Uncle Harvey believes he is the Weather Channel's "Local Forecast." Yet even an arsenal of meteorological facts and figures can't stanch his existential fears. Harvey's niece, Josie, is fixed with a different predicament. She's seventeen, with nowhere to get to in the Land of Lincoln except into deep trouble. Josie's mother, Elaine, feigns cheerful efficiency, desperately masking a far more urgent quest. And then there's the loner Rolando, who hails from Los Angeles. A human storm system fueled by boundless rage, Rolando is on course to make Springfield the ground zero of his wrath.

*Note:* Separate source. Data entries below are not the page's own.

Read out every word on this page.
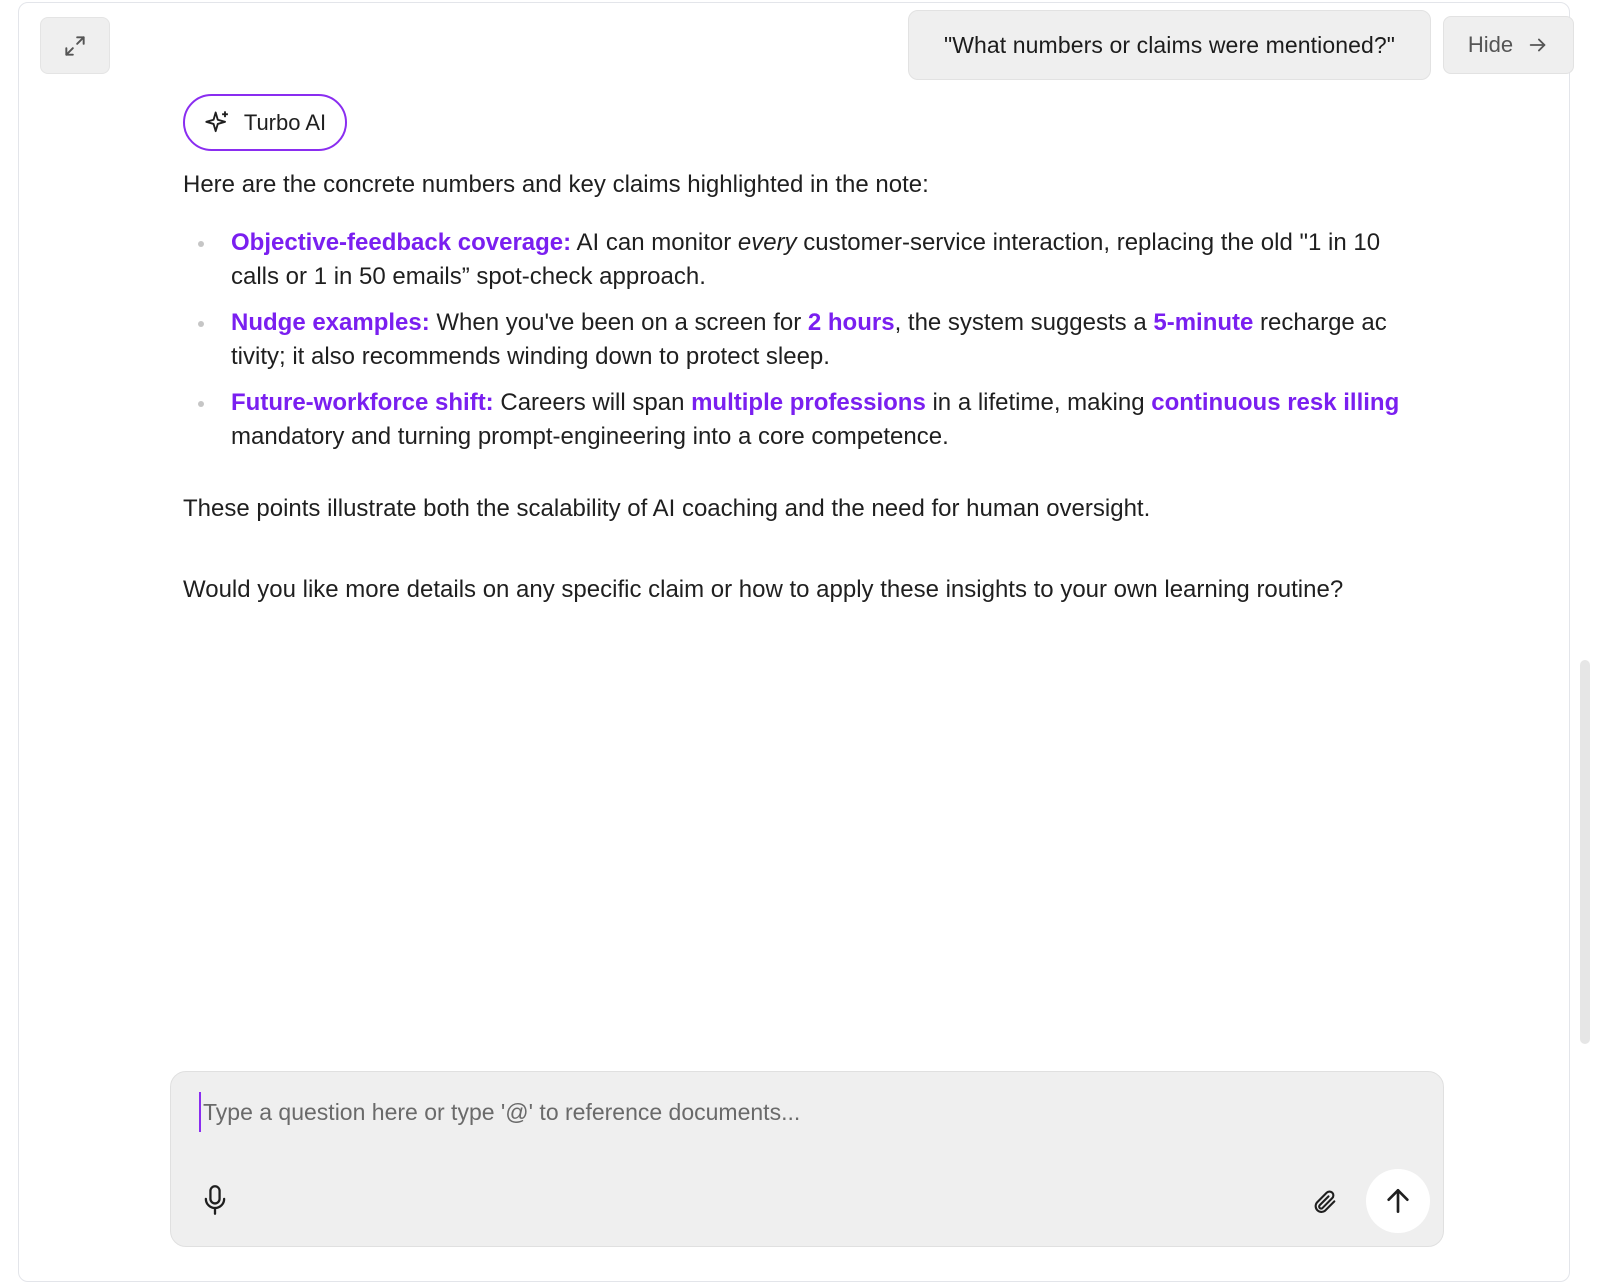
"What numbers or claims were mentioned?"	Hide
Turbo AI

Here are the concrete numbers and key claims highlighted in the note:

Objective-feedback coverage: AI can monitor every customer-service interaction, replacing the old "1 in 10 calls or 1 in 50 emails” spot-check approach.
Nudge examples: When you've been on a screen for 2 hours, the system suggests a 5-minute recharge ac tivity; it also recommends winding down to protect sleep.
Future-workforce shift: Careers will span multiple professions in a lifetime, making continuous resk illing mandatory and turning prompt-engineering into a core competence.

These points illustrate both the scalability of AI coaching and the need for human oversight.

Would you like more details on any specific claim or how to apply these insights to your own learning routine?

Type a question here or type '@' to reference documents...
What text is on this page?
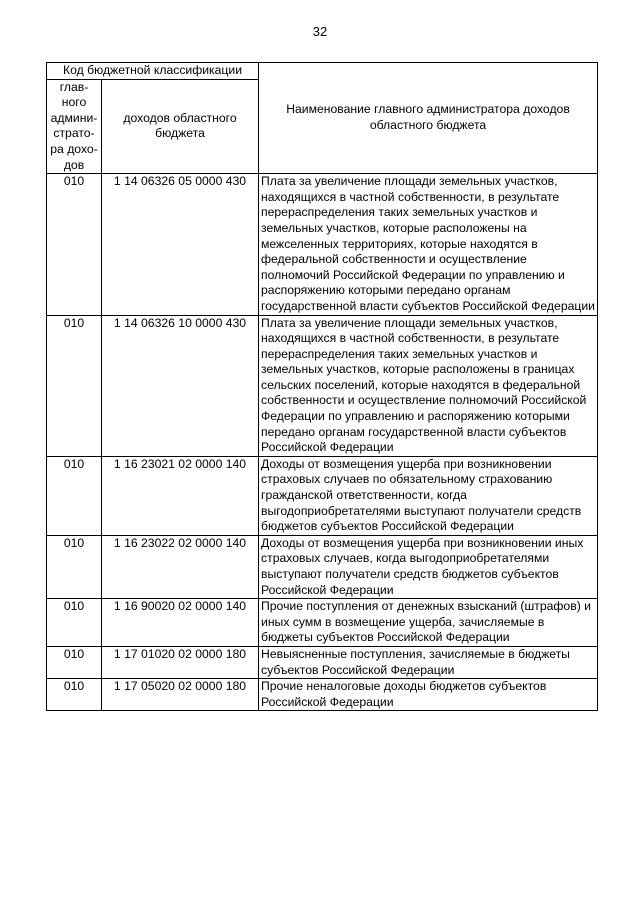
32
Код бюджетной классификации		Наименование главного администратора доходов областного бюджета
глав-ного админи-страто-ра дохо-дов	доходов областного бюджета	
010	1 14 06326 05 0000 430	Плата за увеличение площади земельных участков, находящихся в частной собственности, в результате перераспределения таких земельных участков и земельных участков, которые расположены на межселенных территориях, которые находятся в федеральной собственности и осуществление полномочий Российской Федерации по управлению и распоряжению которыми передано органам государственной власти субъектов Российской Федерации
010	1 14 06326 10 0000 430	Плата за увеличение площади земельных участков, находящихся в частной собственности, в результате перераспределения таких земельных участков и земельных участков, которые расположены в границах сельских поселений, которые находятся в федеральной собственности и осуществление полномочий Российской Федерации по управлению и распоряжению которыми передано органам государственной власти субъектов Российской Федерации
010	1 16 23021 02 0000 140	Доходы от возмещения ущерба при возникновении страховых случаев по обязательному страхованию гражданской ответственности, когда выгодоприобретателями выступают получатели средств бюджетов субъектов Российской Федерации
010	1 16 23022 02 0000 140	Доходы от возмещения ущерба при возникновении иных страховых случаев, когда выгодоприобретателями выступают получатели средств бюджетов субъектов Российской Федерации
010	1 16 90020 02 0000 140	Прочие поступления от денежных взысканий (штрафов) и иных сумм в возмещение ущерба, зачисляемые в бюджеты субъектов Российской Федерации
010	1 17 01020 02 0000 180	Невыясненные поступления, зачисляемые в бюджеты субъектов Российской Федерации
010	1 17 05020 02 0000 180	Прочие неналоговые доходы бюджетов субъектов Российской Федерации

Newsweek memorably described Thompson's previous collection, Who Do You Love, as "a beautiful book, but a hell of a sad one." Wide Blue Yonder burns brighter, yet moves in the same mysterious ways.
PUBLISHERS WEEKLY
Domestic tensions deflate into screwball hijinks in this pleasant, if somewhat toothless, debut novel by the author of Who Do You Love: Stories, a 1999 National Book Award finalist for fiction. Set over one summer in Springfield, Ill., the novel follows four characters floundering amid life's disappointments. Elaine is a wry, open-hearted divorc e ("so far she had a business that worked, a marriage that didn't, and a daughter who the jury was still out on"). Her daughter, Josie, hates Springfield, hates her parents' divorce, hates her whole life. She wants to skip town, but settles for falling in love with a policeman and scheming to get herself arrested. Elaine and Josie find themselves caring for her ex-husband's doddering great uncle Harvey, a half-blind, compulsive watcher of the Weather Channel. Harvey just wants to be left alone, and he especially wants to avoid the cataract surgery that Elaine insists on. Meanwhile, in California, a violent young man named Rolando steals a car and heads east. A lifetime of abuse from his peers has plunged him into delusional rage. Like the weather systems that Harvey obsessively tracks, he rolls toward Springfield. Thompson's characters are mostly likable, especially the mordant Elaine, determined to muddle through flawed relationships and shoulder her responsibilities, however remote happiness may seem. Unfortunately, the novel loses its edge by the time it reaches its sensational climax. The fury and mute pain of Rolando and Harvey, respectively which start out lending the book its ominous tension are blunted, and the mood tips toward gentle comedy. It's a credit to Thompson that the contrived plot still holds the reader's attention, and that her tidy, optimistic ending never becomes saccharine. Beneath these cheerful shenanigans, a more truthful story seems to stir it's a pity Thompson hasn't let it come to the surface.